Un regard vide et absent. Ceux qui ont croisé Marc Lépine, dans les couloirs et les classes de Polytechnique, le fatidique soir du 6 décembre 1989, ont retenu cette image du tristement célèbre personnage. C'est ce regard qui a habité Maxim Gaudette tout au long du tournage. 

Révélé au grand public par la télé série Virginie, le comédien de 35 ans disposait de bien peu d'indices pour nourrir son rôle, de loin le plus marquant de sa jeune carrière. 

«On ne sait rien de lui (Marc Lépine). Avec Denis Villeneuve, j'ai rencontré des témoins des événements et tous parlaient de son regard absent, raconte-t-il.
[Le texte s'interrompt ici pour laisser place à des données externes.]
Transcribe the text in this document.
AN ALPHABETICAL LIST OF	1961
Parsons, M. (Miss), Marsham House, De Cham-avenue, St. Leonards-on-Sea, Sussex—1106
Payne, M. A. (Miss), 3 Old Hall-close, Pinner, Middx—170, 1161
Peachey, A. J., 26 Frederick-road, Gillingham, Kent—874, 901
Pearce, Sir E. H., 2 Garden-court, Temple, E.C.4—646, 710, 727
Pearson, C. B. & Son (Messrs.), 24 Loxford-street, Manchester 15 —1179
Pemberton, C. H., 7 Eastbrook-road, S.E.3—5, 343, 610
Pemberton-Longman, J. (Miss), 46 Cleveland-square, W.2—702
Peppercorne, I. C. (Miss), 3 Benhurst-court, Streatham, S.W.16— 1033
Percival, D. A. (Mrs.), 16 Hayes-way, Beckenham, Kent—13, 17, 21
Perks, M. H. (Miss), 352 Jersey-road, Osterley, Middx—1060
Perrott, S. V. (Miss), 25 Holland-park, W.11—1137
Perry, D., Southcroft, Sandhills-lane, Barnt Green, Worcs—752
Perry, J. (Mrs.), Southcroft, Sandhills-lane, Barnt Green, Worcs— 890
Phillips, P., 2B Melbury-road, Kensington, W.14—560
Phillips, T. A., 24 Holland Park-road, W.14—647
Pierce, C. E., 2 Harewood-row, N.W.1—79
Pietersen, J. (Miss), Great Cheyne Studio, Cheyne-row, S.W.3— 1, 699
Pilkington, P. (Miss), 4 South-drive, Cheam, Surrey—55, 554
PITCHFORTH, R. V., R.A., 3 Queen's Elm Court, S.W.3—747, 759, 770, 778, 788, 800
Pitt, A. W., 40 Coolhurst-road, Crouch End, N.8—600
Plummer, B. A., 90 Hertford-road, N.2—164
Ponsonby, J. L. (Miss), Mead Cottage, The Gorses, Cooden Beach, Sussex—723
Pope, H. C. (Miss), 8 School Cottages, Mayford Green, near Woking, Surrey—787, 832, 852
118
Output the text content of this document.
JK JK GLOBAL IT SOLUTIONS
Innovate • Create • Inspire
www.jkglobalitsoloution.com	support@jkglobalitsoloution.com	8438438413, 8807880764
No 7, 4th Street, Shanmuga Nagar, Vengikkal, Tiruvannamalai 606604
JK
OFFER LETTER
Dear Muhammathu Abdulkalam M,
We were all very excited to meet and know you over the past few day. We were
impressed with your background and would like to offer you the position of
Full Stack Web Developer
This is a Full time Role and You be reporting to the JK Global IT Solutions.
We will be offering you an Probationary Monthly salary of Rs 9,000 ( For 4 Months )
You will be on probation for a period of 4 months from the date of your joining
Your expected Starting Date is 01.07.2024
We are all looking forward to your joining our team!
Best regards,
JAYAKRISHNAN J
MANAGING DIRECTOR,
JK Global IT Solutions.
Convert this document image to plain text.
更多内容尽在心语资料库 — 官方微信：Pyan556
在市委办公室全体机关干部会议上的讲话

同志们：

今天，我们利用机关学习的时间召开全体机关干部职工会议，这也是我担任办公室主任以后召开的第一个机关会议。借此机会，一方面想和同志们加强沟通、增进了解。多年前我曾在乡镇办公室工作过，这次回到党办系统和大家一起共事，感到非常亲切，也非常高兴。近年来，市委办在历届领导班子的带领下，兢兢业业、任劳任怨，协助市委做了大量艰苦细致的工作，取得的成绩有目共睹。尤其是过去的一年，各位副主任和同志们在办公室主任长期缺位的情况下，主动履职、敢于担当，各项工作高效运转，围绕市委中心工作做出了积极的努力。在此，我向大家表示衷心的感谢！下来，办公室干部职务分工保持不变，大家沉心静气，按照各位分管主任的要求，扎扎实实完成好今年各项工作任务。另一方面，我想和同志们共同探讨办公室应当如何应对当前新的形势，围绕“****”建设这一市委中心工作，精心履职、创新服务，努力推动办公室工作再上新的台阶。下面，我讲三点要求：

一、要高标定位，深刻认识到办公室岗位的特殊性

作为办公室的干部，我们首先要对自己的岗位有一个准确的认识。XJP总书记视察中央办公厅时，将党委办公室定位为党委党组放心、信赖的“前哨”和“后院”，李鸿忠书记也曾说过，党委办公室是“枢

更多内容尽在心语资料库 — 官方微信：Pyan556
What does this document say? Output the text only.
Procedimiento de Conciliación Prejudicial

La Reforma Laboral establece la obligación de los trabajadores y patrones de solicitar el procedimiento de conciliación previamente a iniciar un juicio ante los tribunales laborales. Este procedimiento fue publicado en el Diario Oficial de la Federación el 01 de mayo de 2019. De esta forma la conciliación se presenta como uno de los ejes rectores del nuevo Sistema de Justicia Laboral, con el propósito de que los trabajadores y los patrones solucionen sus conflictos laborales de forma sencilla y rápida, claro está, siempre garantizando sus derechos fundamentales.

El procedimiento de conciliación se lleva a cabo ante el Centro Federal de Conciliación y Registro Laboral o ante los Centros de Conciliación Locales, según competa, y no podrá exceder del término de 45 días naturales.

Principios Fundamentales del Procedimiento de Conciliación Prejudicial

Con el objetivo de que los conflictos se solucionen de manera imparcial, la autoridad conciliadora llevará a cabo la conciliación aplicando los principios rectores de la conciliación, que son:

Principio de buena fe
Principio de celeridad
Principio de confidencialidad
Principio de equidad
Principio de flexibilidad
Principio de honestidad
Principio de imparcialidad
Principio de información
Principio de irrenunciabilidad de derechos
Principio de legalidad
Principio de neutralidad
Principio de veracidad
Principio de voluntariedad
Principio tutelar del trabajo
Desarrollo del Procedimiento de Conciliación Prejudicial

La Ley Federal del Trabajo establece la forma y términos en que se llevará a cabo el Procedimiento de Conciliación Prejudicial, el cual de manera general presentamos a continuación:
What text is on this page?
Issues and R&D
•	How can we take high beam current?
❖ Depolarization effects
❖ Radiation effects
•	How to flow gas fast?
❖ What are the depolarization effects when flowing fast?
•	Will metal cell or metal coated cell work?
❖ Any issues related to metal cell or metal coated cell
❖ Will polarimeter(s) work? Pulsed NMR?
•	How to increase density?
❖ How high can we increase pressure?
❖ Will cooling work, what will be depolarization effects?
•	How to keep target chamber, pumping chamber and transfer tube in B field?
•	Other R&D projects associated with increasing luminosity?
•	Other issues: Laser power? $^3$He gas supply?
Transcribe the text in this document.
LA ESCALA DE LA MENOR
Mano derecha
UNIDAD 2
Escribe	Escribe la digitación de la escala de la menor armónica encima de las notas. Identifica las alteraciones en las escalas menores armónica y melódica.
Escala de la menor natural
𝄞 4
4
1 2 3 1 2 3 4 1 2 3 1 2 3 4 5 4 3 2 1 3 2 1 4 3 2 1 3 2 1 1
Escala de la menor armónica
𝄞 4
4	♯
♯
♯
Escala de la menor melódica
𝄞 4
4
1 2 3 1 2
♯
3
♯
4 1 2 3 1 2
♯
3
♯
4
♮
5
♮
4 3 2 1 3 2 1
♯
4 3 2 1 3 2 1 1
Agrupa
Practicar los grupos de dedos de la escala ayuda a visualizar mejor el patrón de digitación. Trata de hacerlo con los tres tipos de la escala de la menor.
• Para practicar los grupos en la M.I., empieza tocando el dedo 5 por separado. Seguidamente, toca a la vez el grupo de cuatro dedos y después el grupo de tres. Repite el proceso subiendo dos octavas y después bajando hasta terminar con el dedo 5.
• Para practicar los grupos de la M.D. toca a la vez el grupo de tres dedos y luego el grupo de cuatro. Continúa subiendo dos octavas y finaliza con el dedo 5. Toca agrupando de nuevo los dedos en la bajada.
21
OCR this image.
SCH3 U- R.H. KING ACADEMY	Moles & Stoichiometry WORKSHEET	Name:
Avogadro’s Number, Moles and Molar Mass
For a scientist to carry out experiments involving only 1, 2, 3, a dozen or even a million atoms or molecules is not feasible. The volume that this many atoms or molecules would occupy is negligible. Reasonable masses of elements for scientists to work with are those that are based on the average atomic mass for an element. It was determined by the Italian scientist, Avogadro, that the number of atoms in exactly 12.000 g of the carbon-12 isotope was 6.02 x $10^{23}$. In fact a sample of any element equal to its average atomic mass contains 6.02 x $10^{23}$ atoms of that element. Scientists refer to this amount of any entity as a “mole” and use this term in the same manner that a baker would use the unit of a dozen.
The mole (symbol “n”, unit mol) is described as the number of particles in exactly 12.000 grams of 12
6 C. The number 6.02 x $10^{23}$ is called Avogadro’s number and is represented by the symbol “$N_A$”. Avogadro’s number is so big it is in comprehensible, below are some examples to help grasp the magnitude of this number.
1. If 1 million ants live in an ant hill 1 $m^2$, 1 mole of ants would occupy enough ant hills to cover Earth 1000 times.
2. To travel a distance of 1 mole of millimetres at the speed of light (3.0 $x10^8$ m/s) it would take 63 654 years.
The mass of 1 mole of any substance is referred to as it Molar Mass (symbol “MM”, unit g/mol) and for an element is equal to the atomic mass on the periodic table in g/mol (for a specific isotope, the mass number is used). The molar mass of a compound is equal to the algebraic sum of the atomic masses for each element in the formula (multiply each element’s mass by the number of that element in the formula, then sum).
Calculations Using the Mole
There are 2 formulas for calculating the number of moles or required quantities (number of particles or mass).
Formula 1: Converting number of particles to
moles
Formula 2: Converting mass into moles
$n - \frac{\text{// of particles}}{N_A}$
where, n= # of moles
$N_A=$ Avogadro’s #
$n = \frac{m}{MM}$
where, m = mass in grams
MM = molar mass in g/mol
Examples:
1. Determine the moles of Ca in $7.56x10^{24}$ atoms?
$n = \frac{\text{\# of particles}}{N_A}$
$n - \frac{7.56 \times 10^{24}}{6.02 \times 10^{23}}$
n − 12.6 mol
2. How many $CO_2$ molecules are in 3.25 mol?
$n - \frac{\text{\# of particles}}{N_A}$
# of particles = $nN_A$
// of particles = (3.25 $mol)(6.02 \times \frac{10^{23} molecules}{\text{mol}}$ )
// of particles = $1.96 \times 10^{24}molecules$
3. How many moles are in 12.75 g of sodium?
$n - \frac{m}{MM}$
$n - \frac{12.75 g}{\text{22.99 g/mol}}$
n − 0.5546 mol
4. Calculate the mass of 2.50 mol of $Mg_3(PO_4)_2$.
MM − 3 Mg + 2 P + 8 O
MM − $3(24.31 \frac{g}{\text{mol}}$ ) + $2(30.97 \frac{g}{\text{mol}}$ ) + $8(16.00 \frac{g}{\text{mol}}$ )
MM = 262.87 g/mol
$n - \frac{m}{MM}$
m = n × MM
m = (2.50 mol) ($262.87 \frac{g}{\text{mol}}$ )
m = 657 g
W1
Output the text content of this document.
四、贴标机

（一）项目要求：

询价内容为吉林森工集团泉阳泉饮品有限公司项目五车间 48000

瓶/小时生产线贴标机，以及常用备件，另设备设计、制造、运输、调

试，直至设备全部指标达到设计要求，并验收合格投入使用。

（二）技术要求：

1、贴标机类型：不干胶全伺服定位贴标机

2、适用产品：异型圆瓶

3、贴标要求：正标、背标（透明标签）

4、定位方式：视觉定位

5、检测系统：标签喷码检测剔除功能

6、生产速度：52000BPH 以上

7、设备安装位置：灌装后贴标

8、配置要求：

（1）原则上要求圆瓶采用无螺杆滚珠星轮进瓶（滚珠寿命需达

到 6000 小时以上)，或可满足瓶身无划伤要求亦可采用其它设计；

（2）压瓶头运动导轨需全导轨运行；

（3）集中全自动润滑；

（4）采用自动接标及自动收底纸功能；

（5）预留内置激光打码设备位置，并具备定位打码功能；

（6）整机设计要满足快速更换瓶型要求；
Sur les lieux, avec sa carabine, il était comme pas là. Comme s'il était en décalage par rapport à ce qu'il faisait.

«Pour réaliser ce qu'il a fait, poursuit-il, c'est sûr qu'il ne fallait pas être «toute» là. Soixante balles en 19 minutes, sans s'arrêter, c'était une machine. Il était dans une autre sphère.»

Peur au ventre

Comme toute l'équipe de Polytechnique, Maxim Gaudette savait que le film soulèverait des flots de réactions. Lui-même n'a pas sauté dans l'aventure sans éprouver une peur au ventre, d'autant plus qu'on lui proposait le rôle le plus difficile du film, celui d'un jeune homme dérangé, ennemi des féministes, qui a marqué en lettres de sang l'imaginaire collectif québécois.

«Je me suis posé beaucoup de questions. Les gens de mon entourage avaient peur que je reste associé au personnage. Mais je me disais qu'avec Denis Villeneuve, ce serait bien réalisé. J'étais fébrile à chaque fois que je parlais de mon rôle. Il fallait que je le fasse. Le défi était grand, mais en même temps, plus le défi est grand et plus tu as envie de le faire comme acteur.»

Quelques témoins des terribles événements ont aidé le jeune acteur (âgé de 15 ans à l'époque) à insuffler l'âme la plus réaliste possible au tueur. «J'ai rencontré Nathalie Provost, qui se trouvait dans la fameuse classe. J'avais envie de parler à quelqu'un qui l'avait vu. Elle m'a parlé d'un homme qui n'était pas enragé, mais juste comme absent, comme dans un autre monde. J'ai soupé avec elle et, curieusement, c'est plus moi qui parlais, même si je ne suis pas bavard dans la vie. Je voulais lui parler de mon approche, du personnage. Ç'a été une belle rencontre.»

Maxim Gaudette ignore l'accueil que réservera le public à Polytechnique. À une époque où les tueries dans les écoles défraient régulièrement la manchette, il souhaite seulement que le film suscite des débats sur les raisons qui se cachent derrière «cette rage intérieure, cette souffrance qui se traduit en tuerie».